Ted Fuller, a student now at Mount Diablo College in Pleasant Hill, Calif., was another high school achiever who passed up campus life for the outdoor challenge of the CCC.

''I lived in the same house (in suburban Pleasant Hill) for 18 years,'' Ted says. ''I wanted to see something different, and I liked being outdoors. I applied for the C's because I knew college would still be here when I got out.''

Because there was urgent need for firefighters in August 1980 when Ted entered the corps, and because he measured up physically and mentally, he was assigned immediately to a Fire Center, passing up the initial eight-week CCC training period. After a week of instruction and physical training, he found himself on a fire crew.

As his first year in the CCC drew to an end, Ted Fuller decided to apply for training as a crew leader. He was accepted and eventually found himself fighting the Medfly for Gov. Edmund G. Brown Jr. in the early spring of 1981.

He says he matured physically and mentally in the CCC - learned how to work and how to be a leader. ''I would do it again,'' he declares, but ''not everyone should join the CCC. It's a program for any individual who hasn't had responsibility in life - hasn't needed to do anything for himself.''

Eduardo Marin Jr. of San Diego seconds that notion, though not in such articulate fashion. Having dropped out of high school in the ninth grade, Eduardo was never able to find steady work. He finally applied to the CCC and was admitted in October 1982.

Now he works at the E-Con (Energy Conservation) center in Stockton, is ''going for my GED,'' and wants to become a specialist in the corps. That, of course, would mean a second year in the CCC.

Eduardo says he was very shy when he entered the corps, but that has been overcome to a great degree and he has gained self-confidence.

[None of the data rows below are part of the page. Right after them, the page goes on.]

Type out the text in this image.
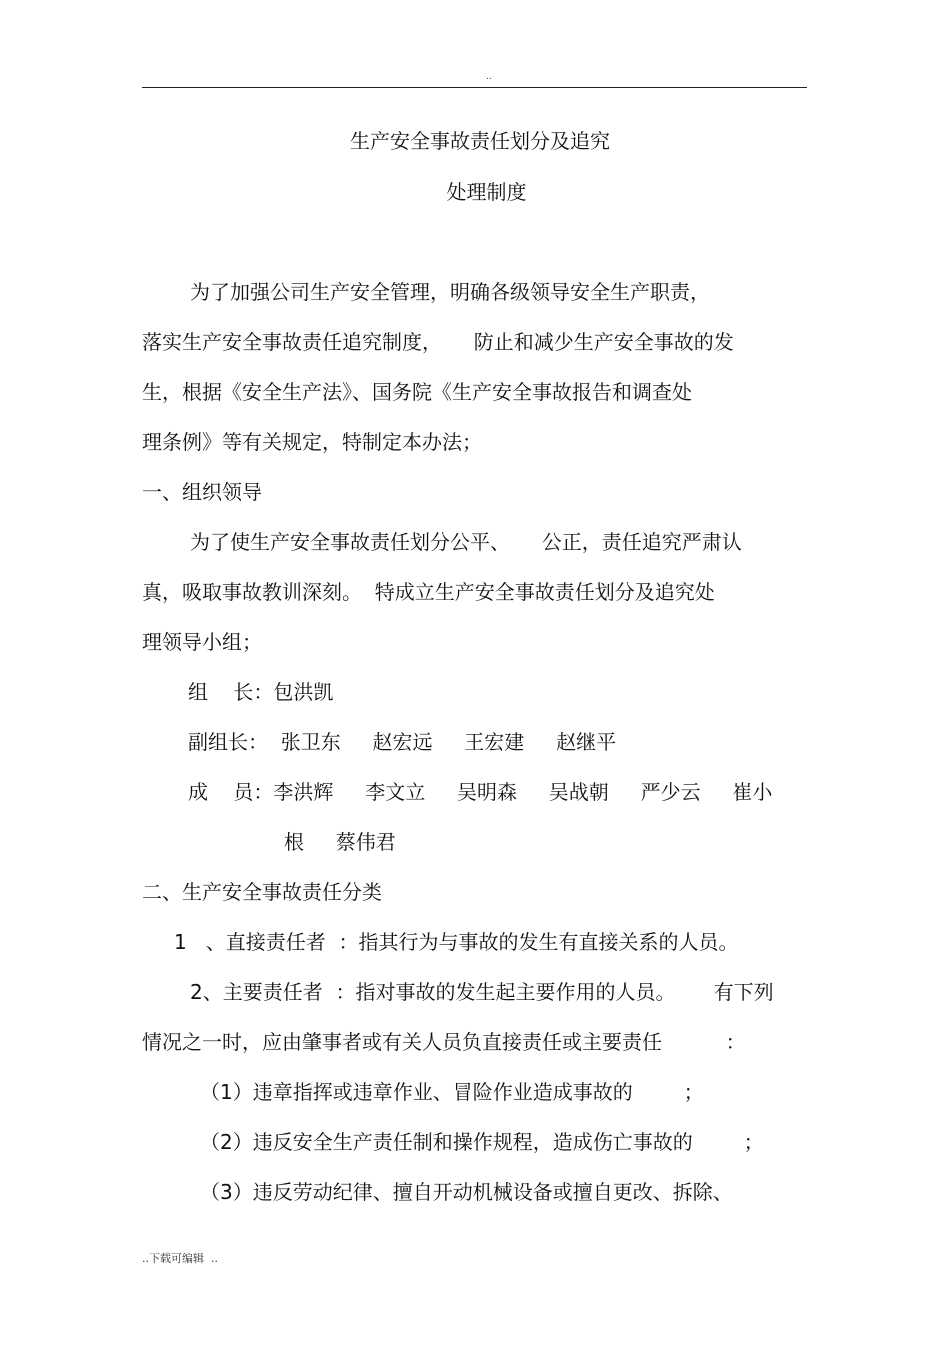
..
生产安全事故责任划分及追究
处理制度
为了加强公司生产安全管理，明确各级领导安全生产职责，
落实生产安全事故责任追究制度，     防止和减少生产安全事故的发
生，根据《安全生产法》、国务院《生产安全事故报告和调查处
理条例》等有关规定，特制定本办法；
一、组织领导
为了使生产安全事故责任划分公平、     公正，责任追究严肃认
真，吸取事故教训深刻。  特成立生产安全事故责任划分及追究处
理领导小组；
组    长：包洪凯
副组长：  张卫东     赵宏远     王宏建     赵继平
成    员：李洪辉     李文立     吴明森     吴战朝     严少云     崔小
根     蔡伟君
二、生产安全事故责任分类
1   、直接责任者  ：指其行为与事故的发生有直接关系的人员。
2、主要责任者  ：指对事故的发生起主要作用的人员。      有下列
情况之一时，应由肇事者或有关人员负直接责任或主要责任          ：
（1）违章指挥或违章作业、冒险作业造成事故的        ；
（2）违反安全生产责任制和操作规程，造成伤亡事故的        ；
（3）违反劳动纪律、擅自开动机械设备或擅自更改、拆除、
..下载可编辑  ..
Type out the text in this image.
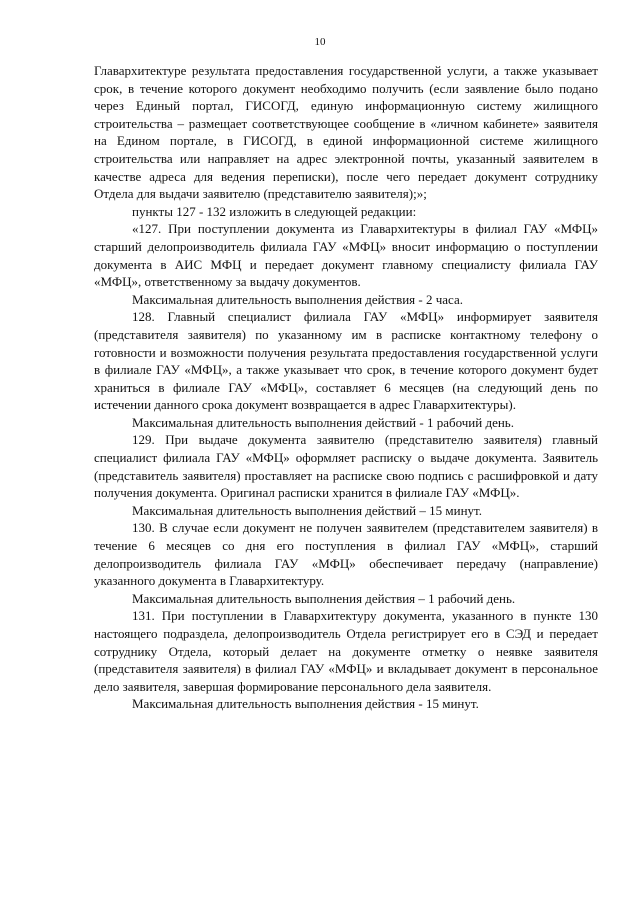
10

Главархитектуре результата предоставления государственной услуги, а также указывает срок, в течение которого документ необходимо получить (если заявление было подано через Единый портал, ГИСОГД, единую информационную систему жилищного строительства – размещает соответствующее сообщение в «личном кабинете» заявителя на Едином портале, в ГИСОГД, в единой информационной системе жилищного строительства или направляет на адрес электронной почты, указанный заявителем в качестве адреса для ведения переписки), после чего передает документ сотруднику Отдела для выдачи заявителю (представителю заявителя);»;

пункты 127 - 132 изложить в следующей редакции:

«127. При поступлении документа из Главархитектуры в филиал ГАУ «МФЦ» старший делопроизводитель филиала ГАУ «МФЦ» вносит информацию о поступлении документа в АИС МФЦ и передает документ главному специалисту филиала ГАУ «МФЦ», ответственному за выдачу документов.

Максимальная длительность выполнения действия - 2 часа.

128. Главный специалист филиала ГАУ «МФЦ» информирует заявителя (представителя заявителя) по указанному им в расписке контактному телефону о готовности и возможности получения результата предоставления государственной услуги в филиале ГАУ «МФЦ», а также указывает что срок, в течение которого документ будет храниться в филиале ГАУ «МФЦ», составляет 6 месяцев (на следующий день по истечении данного срока документ возвращается в адрес Главархитектуры).

Максимальная длительность выполнения действий - 1 рабочий день.

129. При выдаче документа заявителю (представителю заявителя) главный специалист филиала ГАУ «МФЦ» оформляет расписку о выдаче документа. Заявитель (представитель заявителя) проставляет на расписке свою подпись с расшифровкой и дату получения документа. Оригинал расписки хранится в филиале ГАУ «МФЦ».

Максимальная длительность выполнения действий – 15 минут.

130. В случае если документ не получен заявителем (представителем заявителя) в течение 6 месяцев со дня его поступления в филиал ГАУ «МФЦ», старший делопроизводитель филиала ГАУ «МФЦ» обеспечивает передачу (направление) указанного документа в Главархитектуру.

Максимальная длительность выполнения действия – 1 рабочий день.

131. При поступлении в Главархитектуру документа, указанного в пункте 130 настоящего подраздела, делопроизводитель Отдела регистрирует его в СЭД и передает сотруднику Отдела, который делает на документе отметку о неявке заявителя (представителя заявителя) в филиал ГАУ «МФЦ» и вкладывает документ в персональное дело заявителя, завершая формирование персонального дела заявителя.

Максимальная длительность выполнения действия - 15 минут.
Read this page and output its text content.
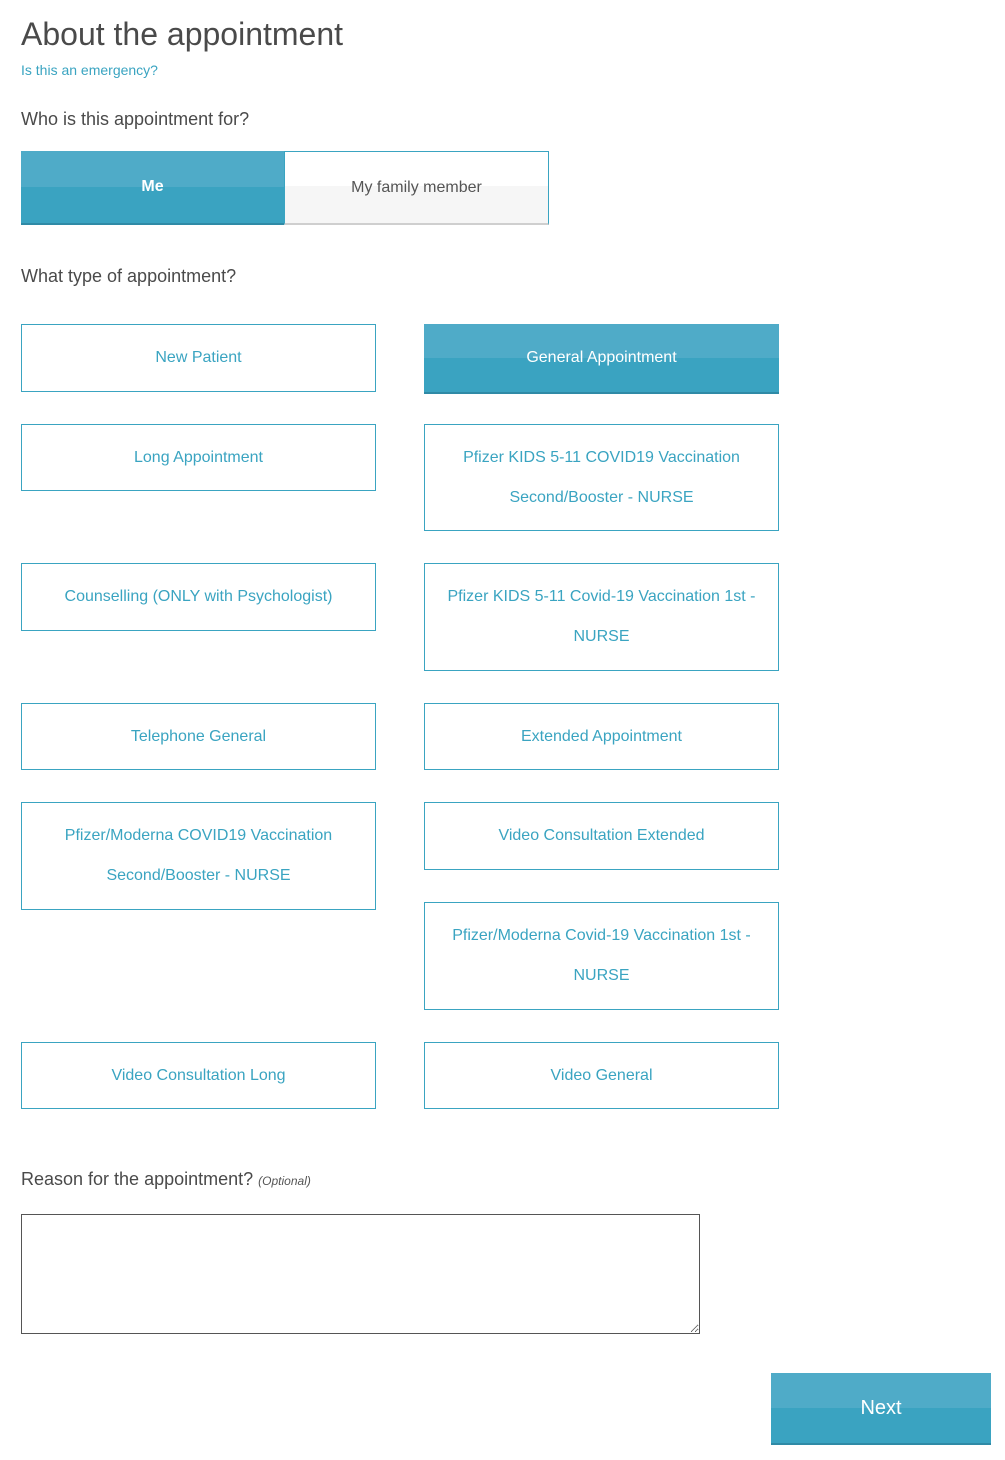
About the appointment
Is this an emergency?
Who is this appointment for?
Me	My family member
What type of appointment?
New Patient	General Appointment
Long Appointment	Pfizer KIDS 5-11 COVID19 Vaccination Second/Booster - NURSE
Counselling (ONLY with Psychologist)	Pfizer KIDS 5-11 Covid-19 Vaccination 1st - NURSE
Telephone General	Extended Appointment
Pfizer/Moderna COVID19 Vaccination Second/Booster - NURSE
Video Consultation Extended
Pfizer/Moderna Covid-19 Vaccination 1st - NURSE
Video Consultation Long	Video General
Reason for the appointment? (Optional)
Next
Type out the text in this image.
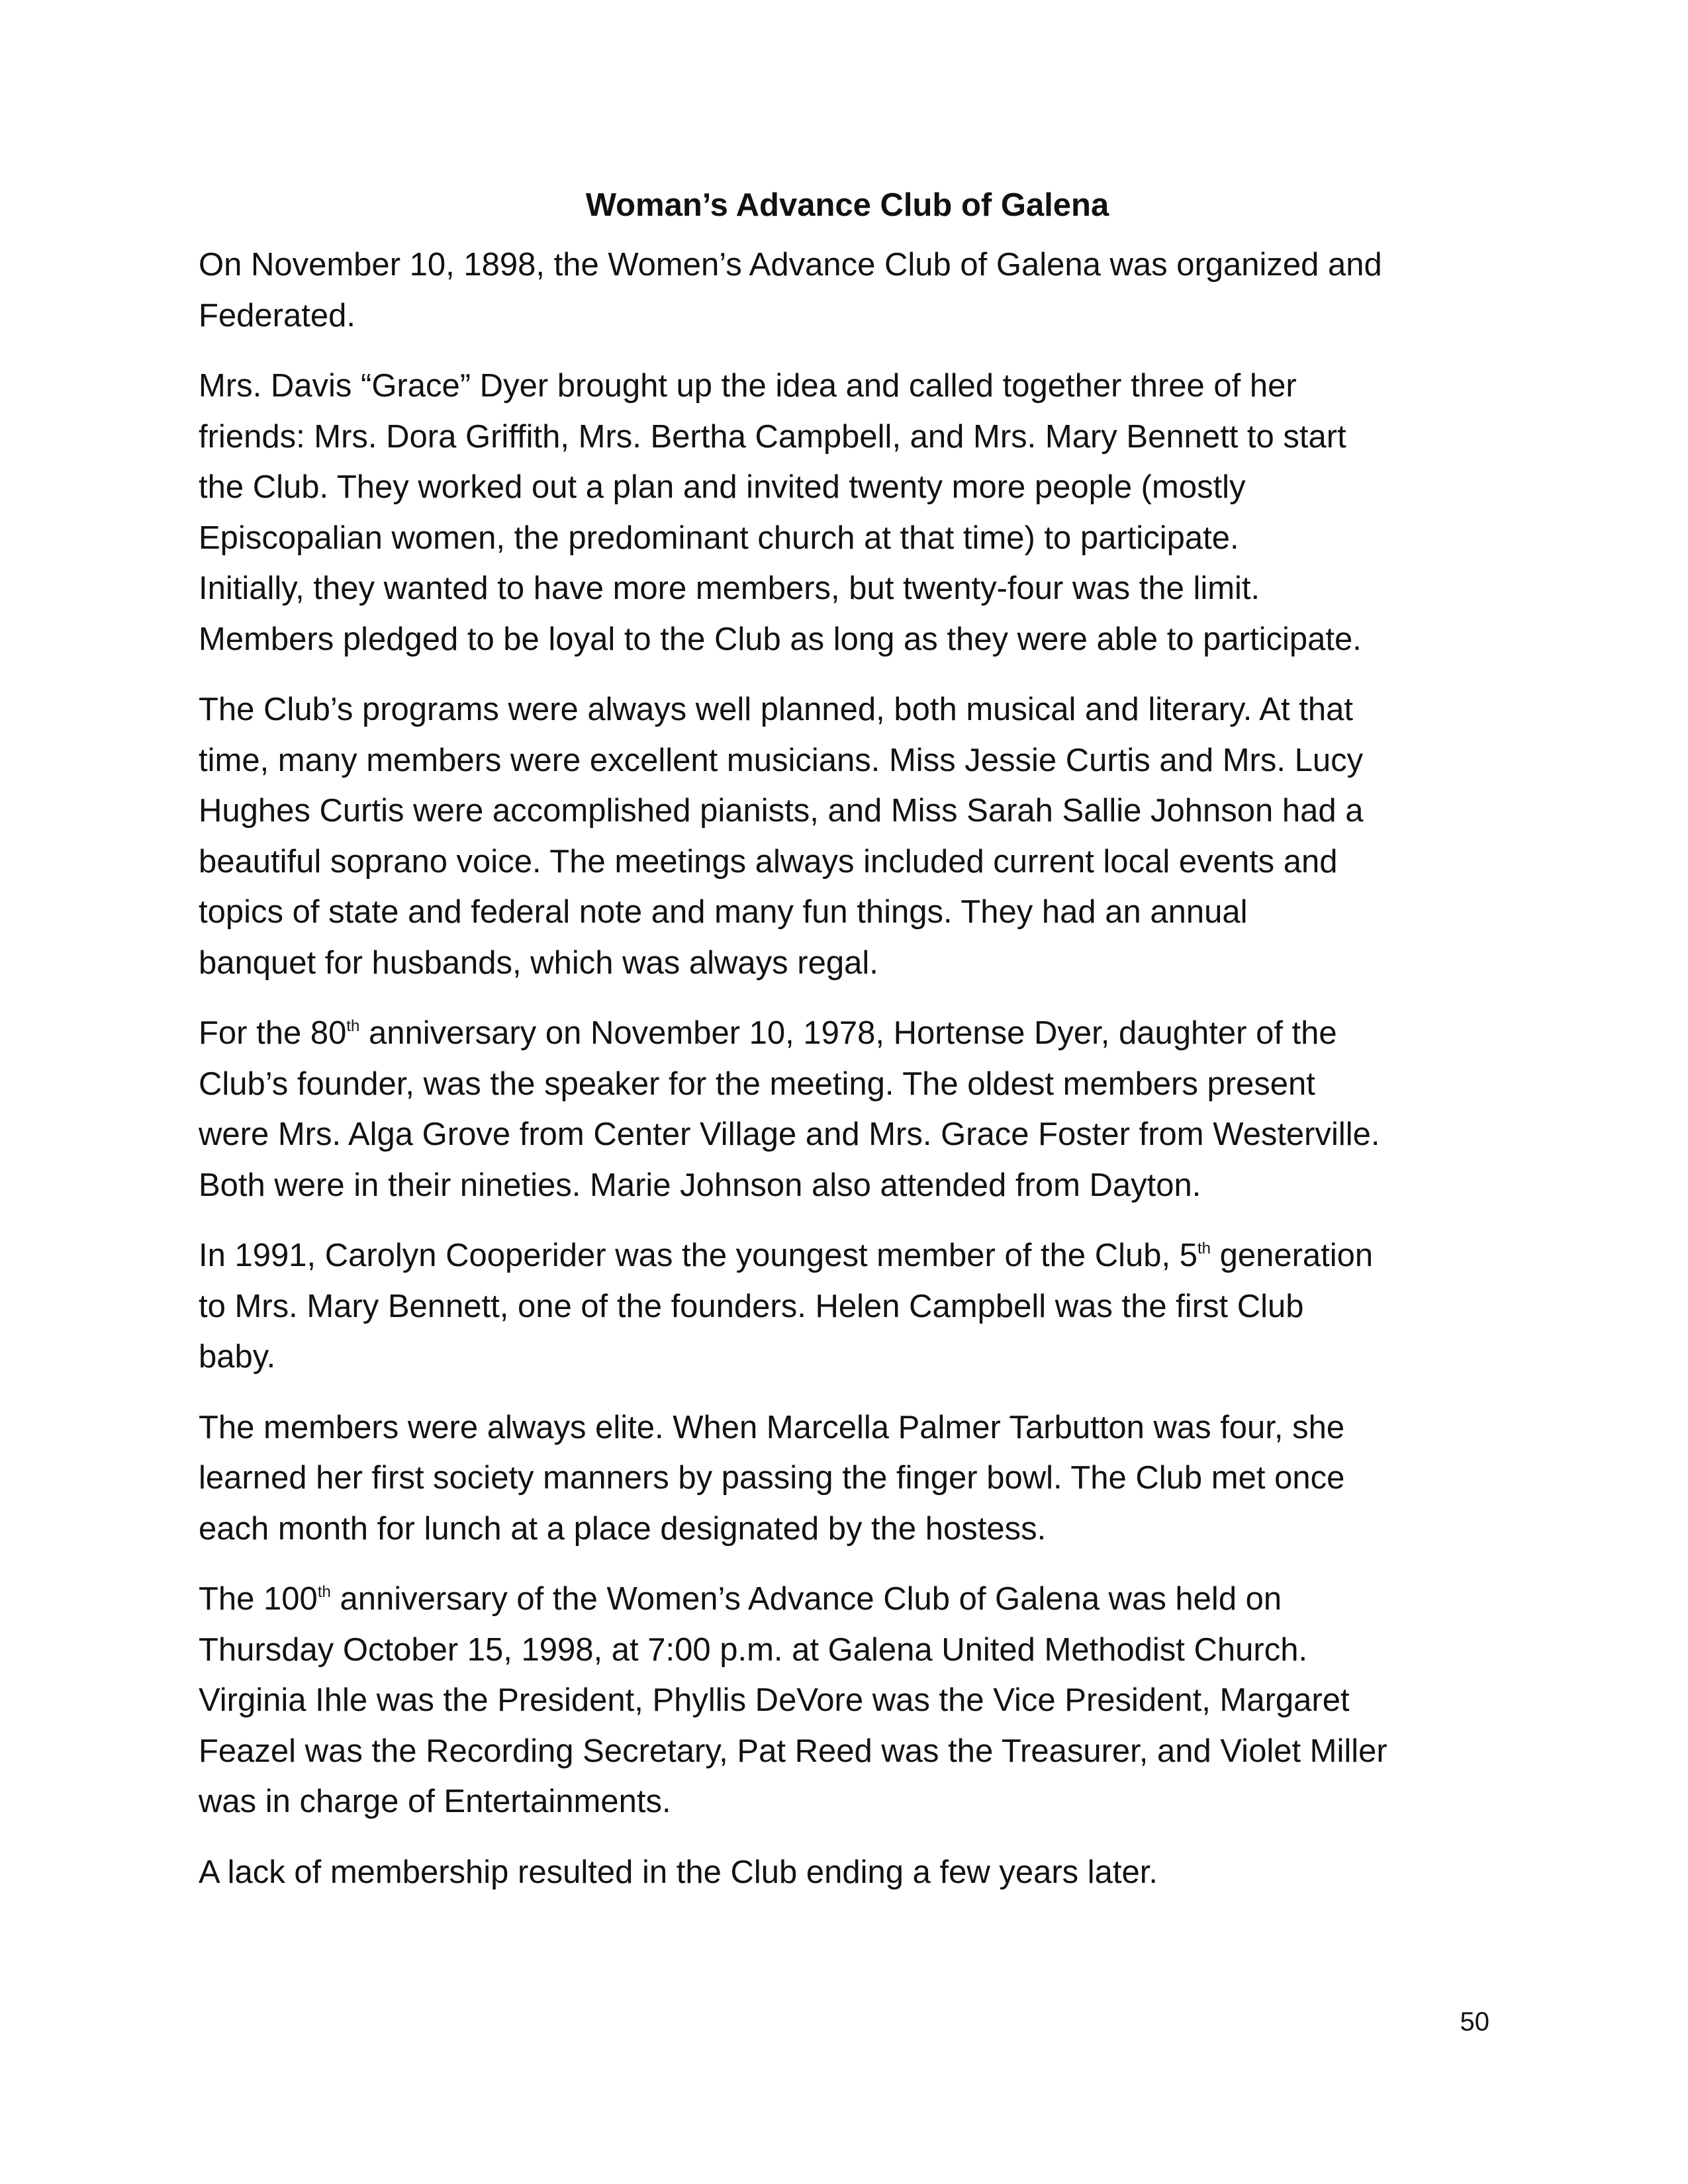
Woman’s Advance Club of Galena

On November 10, 1898, the Women’s Advance Club of Galena was organized and
Federated.

Mrs. Davis “Grace” Dyer brought up the idea and called together three of her
friends: Mrs. Dora Griffith, Mrs. Bertha Campbell, and Mrs. Mary Bennett to start
the Club. They worked out a plan and invited twenty more people (mostly
Episcopalian women, the predominant church at that time) to participate.
Initially, they wanted to have more members, but twenty-four was the limit.
Members pledged to be loyal to the Club as long as they were able to participate.

The Club’s programs were always well planned, both musical and literary. At that
time, many members were excellent musicians. Miss Jessie Curtis and Mrs. Lucy
Hughes Curtis were accomplished pianists, and Miss Sarah Sallie Johnson had a
beautiful soprano voice. The meetings always included current local events and
topics of state and federal note and many fun things. They had an annual
banquet for husbands, which was always regal.

For the 80th anniversary on November 10, 1978, Hortense Dyer, daughter of the
Club’s founder, was the speaker for the meeting. The oldest members present
were Mrs. Alga Grove from Center Village and Mrs. Grace Foster from Westerville.
Both were in their nineties. Marie Johnson also attended from Dayton.

In 1991, Carolyn Cooperider was the youngest member of the Club, 5th generation
to Mrs. Mary Bennett, one of the founders. Helen Campbell was the first Club
baby.

The members were always elite. When Marcella Palmer Tarbutton was four, she
learned her first society manners by passing the finger bowl. The Club met once
each month for lunch at a place designated by the hostess.

The 100th anniversary of the Women’s Advance Club of Galena was held on
Thursday October 15, 1998, at 7:00 p.m. at Galena United Methodist Church.
Virginia Ihle was the President, Phyllis DeVore was the Vice President, Margaret
Feazel was the Recording Secretary, Pat Reed was the Treasurer, and Violet Miller
was in charge of Entertainments.

A lack of membership resulted in the Club ending a few years later.

50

The E-Con Center is more specialized than most others. Those assigned to it learn how to conduct energy audits of homes and other structures and how to install conservation and solar-energy devices.

Even if he doesn't become a crew leader or other specialist and stay in for another year, Eduardo has a leg up on employment in the growing energy conservation field.

Back at the Bollinger Center, John Oubre talks frankly about the inevitable problems in dealing with groups of young people of varied backgrounds - and opposite sexes. Male and female housing is separate - much more so than in most colleges now - but relationships are bound to develop. Corps members are not permitted to marry and stay in the CCC, but some leave to get married or do so after serving their year.

Some men don't know how to treat women, says Oubre, particularly in a situation where they are working side by side at physical tasks. Some women become pregnant and have to be discharged from the corps.

Oubre has found it helpful to have separate sessions for the men and women occasionally ''to try to get them to see the kind of situation they are in, and the pitfalls.''

Pregnancies, ''affairs,'' and other relationships that ''get in the way of work'' have been measurably decreased, he says.

''It's just another learning and growing experience,'' Oubre concludes, and individual responsibility is ''a key, up and down the line,'' from the CCC director to the newest recruit.